2022年11月11日 1747号

【平和公園まつりで高校生演劇に初挑戦 「嫌だ!」と声を出せた高校生 「月桃の花」歌舞団 青島みのり】

 9月25日、川崎市中原平和公園野外音楽堂で「咲きほこれ笑顔!かがやけ未来!平和公園まつり」を行いました。

 公園で遊んでいた子どもたちや家族が太鼓の音を聞いて見に来てくれ、とてもにぎやかなイベントとなりました。地域の作業所にも宣伝を行い、子どもたちと一緒にエイサー体験教室など、楽しそうに参加してくれました。作業所から遊びに来た方はその後、エイサー練習にも参加し、つながりを作ることができました。

何度も話し合いを重ね

 今回、初挑戦となった高校生演劇を無事にやり切ることができ、ほっとしています。劇のタイトルは『沈黙の怪獣』。

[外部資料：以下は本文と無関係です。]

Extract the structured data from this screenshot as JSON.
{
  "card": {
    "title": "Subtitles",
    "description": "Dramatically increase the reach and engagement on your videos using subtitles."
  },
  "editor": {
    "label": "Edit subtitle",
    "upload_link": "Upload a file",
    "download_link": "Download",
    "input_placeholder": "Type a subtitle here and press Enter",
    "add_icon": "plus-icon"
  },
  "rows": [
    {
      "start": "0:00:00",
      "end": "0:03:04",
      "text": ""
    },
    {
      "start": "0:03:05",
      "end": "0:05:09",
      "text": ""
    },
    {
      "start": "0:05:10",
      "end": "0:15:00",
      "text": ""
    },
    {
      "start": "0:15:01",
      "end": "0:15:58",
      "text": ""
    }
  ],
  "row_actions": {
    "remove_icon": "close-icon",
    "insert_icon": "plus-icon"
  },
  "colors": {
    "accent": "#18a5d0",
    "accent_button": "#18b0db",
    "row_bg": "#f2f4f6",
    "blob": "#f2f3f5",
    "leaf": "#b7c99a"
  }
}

オリジナル作品で、内容は「学校に突然現れた、笑顔を食べてしまう怪獣とそれを支配する『沈黙の怪獣』を主人公たちが倒す」というものです。

 前回、3月に同公園で行ったまつりでは、不登校をテーマにした朗読劇で高校生たちに出演してもらいました。台本を持って演じる朗読劇とは違い、今回はセリフを覚えなくてはいけない、動きを覚えなくてはいけない、衣装や小道具を考え作らなくてはいけない―ということで、経験者がいない中、楽しくも慌ただしい準備期間となりました。

 シナリオはセリフ、演出、結末などをどうするか、高校生たちと何度も話し合い、決めました。特に高校生が普段の生活でどういった生きづらさを抱えているのかを聞き取り、できる限りシナリオに活かしました。ラストシーンのセリフは高校生自身に任せ、「僕は言いたいこと言って生きていくんだ!」という、キャラクターと自身を重ねた力強いセリフが私は印象に残っています。

思いを吐き出す

 公演終了後の感想交流会でも、児童養護施設で嫌な思いをしていることなど、自らの日々の生活の背景をお客さんの前で語った高校生もいます。他者に向け、自身の背景を語るのは簡単なことではありません。

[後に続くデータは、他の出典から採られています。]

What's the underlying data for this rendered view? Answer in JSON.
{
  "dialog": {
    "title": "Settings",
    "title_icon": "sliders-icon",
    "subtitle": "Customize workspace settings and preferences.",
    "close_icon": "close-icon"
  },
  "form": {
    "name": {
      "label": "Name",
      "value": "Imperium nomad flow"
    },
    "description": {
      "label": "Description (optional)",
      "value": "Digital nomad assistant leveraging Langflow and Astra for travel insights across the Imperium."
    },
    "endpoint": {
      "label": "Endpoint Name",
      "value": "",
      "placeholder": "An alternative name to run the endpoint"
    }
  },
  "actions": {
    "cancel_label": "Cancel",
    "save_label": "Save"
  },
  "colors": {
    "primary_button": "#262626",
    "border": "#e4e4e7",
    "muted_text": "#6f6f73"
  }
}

 交流の中で印象に残っているのが、高校の分教室に通う子から「先生が生徒に対して『気持ち悪い』って言ってくるんです。これってやっぱりおかしいですか?」と聞かれたことです。

 話を聞いていくと、確かにその担任の先生は言葉や行動に誠実とは思えないエピソードが多々あり、「本当に嫌なんです。3年間担任、変わらないし」と思いを吐き出しました。親にも「あなたが悪いんじゃないの?」と一蹴され、その子は一人でこの問題を抱えていました。

 私自身も学校に居場所がなく行かずに日々を過ごしていましたが、家やフリースペースで気兼ねなく自分を出せる、そんな環境がありました。学校へ行っていても、こんなふうに悩みを打ち明けないまま孤独に過ごしている若者が多いんだなと改めて感じました。

「私はここにいます」

 元気いっぱいに先生の悪口を言ってスッキリして帰っていく子もいますし、家族が忙しくコミュニケーションが取れず一人の時間が多い子は趣味の話を楽しそうに話して帰っていきます。高校生たちからは、「私の声を聞いてください」―そんな言葉が聞こえるような、「私はここにいます」と訴えるような切実さを感じることがあります。

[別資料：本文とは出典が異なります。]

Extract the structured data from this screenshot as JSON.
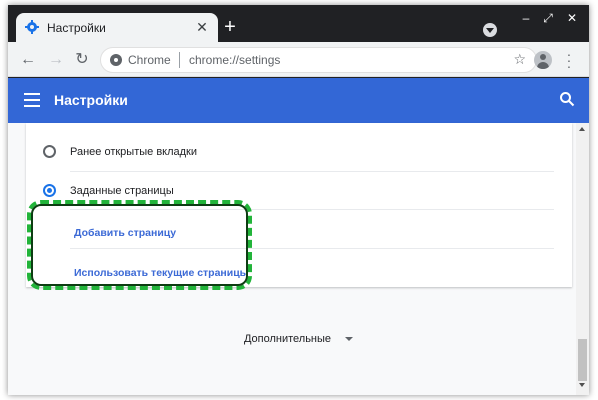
{
  "browser": {
    "tab_title": "Настройки",
    "tab_close": "✕",
    "new_tab": "+",
    "omnibox_chip": "Chrome",
    "url": "chrome://settings",
    "window_controls": {
      "minimize": "–",
      "maximize": "⤢",
      "close": "✕"
    }
  },
  "header": {
    "title": "Настройки"
  },
  "settings": {
    "options": [
      {
        "label": "Ранее открытые вкладки",
        "checked": false
      },
      {
        "label": "Заданные страницы",
        "checked": true
      }
    ],
    "links": [
      {
        "label": "Добавить страницу"
      },
      {
        "label": "Использовать текущие страницы"
      }
    ],
    "advanced_label": "Дополнительные"
  },
  "colors": {
    "header": "#3367d6",
    "link": "#3c6ad6",
    "highlight": "#22b43a",
    "radio_checked": "#1a73e8"
  },
  "icons": [
    "settings-gear-icon",
    "back-icon",
    "forward-icon",
    "reload-icon",
    "site-info-icon",
    "star-icon",
    "avatar-icon",
    "menu-icon",
    "search-icon",
    "hamburger-icon"
  ]
}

 世の中に対してなんだか言葉にはできない違和感を持った高校生たち。わからないなりに、それでも「嫌だ!」と声を出せた。きっと高校生たちの自信につながったと思います。若者が一歩踏み出せたまつりとして成功した、とうれしい気持ちでいます。

 歌舞団の新作ミュージカルへ向け、今後も高校生たちの声を大事に一緒に頑張っていきます!